Em certo momento, Nina deu-se conta de que conversava com um estranho, o que era proibido no “estatuto residencial dos Carvalho”. Mas decidiu ignorar a regra, já que se sentia tão bem naquele momento. Parecendo ler sua mente, o homem, interrompendo a história de Nina, resolveu apresentar-se. Apertou sua delicada mãozinha e afirmou-lhe que aquela amizade ali iniciada jamais seria abandonada. Nina, então, questionou “nem que o anjo mau venha?”. Aníbal, com um doce olhar, afirmou que acreditava mais em fortes amizades que em anjos maus, não querendo desmerecer as justificativas da mãe daquele pequeno anjinho que o emocionava.
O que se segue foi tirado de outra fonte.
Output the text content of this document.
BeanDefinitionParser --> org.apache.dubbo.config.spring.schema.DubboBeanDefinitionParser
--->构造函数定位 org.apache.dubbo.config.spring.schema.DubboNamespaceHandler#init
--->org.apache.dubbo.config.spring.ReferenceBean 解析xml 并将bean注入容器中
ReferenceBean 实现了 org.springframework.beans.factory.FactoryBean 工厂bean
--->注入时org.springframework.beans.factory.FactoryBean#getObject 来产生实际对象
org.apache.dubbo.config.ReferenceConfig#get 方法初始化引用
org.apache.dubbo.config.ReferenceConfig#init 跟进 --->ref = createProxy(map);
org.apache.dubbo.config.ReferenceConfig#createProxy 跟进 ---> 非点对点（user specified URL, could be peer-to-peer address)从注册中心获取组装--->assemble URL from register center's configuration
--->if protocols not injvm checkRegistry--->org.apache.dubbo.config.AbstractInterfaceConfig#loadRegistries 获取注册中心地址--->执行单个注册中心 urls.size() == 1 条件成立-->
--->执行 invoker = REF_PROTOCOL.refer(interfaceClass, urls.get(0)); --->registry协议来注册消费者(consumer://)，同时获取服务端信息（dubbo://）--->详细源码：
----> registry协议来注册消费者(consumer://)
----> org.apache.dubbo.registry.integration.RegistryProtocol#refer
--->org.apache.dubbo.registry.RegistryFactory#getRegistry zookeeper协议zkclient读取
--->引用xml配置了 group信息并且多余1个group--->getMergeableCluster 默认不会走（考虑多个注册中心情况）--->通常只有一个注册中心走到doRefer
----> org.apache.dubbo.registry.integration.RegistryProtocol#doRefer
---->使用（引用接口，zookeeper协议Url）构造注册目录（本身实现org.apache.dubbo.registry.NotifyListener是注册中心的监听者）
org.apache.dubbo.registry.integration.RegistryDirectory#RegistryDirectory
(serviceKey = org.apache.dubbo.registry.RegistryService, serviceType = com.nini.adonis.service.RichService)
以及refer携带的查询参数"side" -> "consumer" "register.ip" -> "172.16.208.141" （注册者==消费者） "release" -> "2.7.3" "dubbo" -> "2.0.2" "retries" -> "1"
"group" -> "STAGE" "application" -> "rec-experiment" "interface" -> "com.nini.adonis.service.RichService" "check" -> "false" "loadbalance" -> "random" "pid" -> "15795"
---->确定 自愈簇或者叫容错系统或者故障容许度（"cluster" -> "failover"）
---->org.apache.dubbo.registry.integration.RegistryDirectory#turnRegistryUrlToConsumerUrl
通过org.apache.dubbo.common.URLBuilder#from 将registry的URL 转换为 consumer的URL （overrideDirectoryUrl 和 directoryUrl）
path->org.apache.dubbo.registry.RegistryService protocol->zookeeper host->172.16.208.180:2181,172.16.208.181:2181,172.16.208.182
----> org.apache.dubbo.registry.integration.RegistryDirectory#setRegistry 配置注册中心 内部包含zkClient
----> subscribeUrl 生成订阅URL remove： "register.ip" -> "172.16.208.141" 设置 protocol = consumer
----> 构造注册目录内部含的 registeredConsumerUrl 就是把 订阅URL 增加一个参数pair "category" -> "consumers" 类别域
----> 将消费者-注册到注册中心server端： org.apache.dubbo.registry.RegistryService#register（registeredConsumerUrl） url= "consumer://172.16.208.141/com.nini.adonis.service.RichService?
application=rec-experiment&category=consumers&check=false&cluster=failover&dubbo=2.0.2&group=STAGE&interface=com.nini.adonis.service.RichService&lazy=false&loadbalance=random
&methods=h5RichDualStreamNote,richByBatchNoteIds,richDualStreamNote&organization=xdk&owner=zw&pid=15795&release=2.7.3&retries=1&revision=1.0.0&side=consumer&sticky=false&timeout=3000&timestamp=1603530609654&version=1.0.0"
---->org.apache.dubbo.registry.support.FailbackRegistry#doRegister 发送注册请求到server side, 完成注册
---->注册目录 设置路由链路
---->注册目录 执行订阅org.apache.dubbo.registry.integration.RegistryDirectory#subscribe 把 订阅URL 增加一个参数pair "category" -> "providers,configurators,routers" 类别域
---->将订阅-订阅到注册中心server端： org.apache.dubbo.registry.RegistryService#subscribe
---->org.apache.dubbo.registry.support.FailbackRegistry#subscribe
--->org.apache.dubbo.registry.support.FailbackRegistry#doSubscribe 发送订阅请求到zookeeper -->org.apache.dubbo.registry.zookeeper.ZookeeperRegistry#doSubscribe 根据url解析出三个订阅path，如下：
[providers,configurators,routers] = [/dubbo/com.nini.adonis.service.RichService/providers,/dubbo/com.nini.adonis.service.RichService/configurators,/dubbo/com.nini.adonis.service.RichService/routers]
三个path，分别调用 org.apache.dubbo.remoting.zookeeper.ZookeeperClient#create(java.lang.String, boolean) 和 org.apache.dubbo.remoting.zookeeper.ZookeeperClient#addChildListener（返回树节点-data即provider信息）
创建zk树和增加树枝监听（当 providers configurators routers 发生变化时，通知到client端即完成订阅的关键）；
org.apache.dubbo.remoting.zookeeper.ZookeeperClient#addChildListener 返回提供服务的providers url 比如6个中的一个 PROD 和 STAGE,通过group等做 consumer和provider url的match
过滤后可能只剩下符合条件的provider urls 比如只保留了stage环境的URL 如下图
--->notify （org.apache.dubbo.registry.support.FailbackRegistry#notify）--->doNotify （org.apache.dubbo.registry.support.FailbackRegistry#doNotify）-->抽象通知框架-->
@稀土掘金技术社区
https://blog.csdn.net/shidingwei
A hora do almoço estava próxima, o que sabia Nina somente pelo cheiro da comida que sentia na praça. Sabia que teria que deixar o final da conversa para outro dia, mas temia não haver um novo encontro para que seu amigo a ajudasse a encontrar uma solução para sua questão. Também não poderia demorar a tomar uma decisão, pois sua mãe iria procurá-la e, certamente, não gostaria nada de vê-la conversando com o estranho. Nina despediu-se de Aníbal pedindo que voltasse a visitá-la naquele mesmo local. Ele prometeu que estaria lá no dia seguinte pela manhã. Assim o fez.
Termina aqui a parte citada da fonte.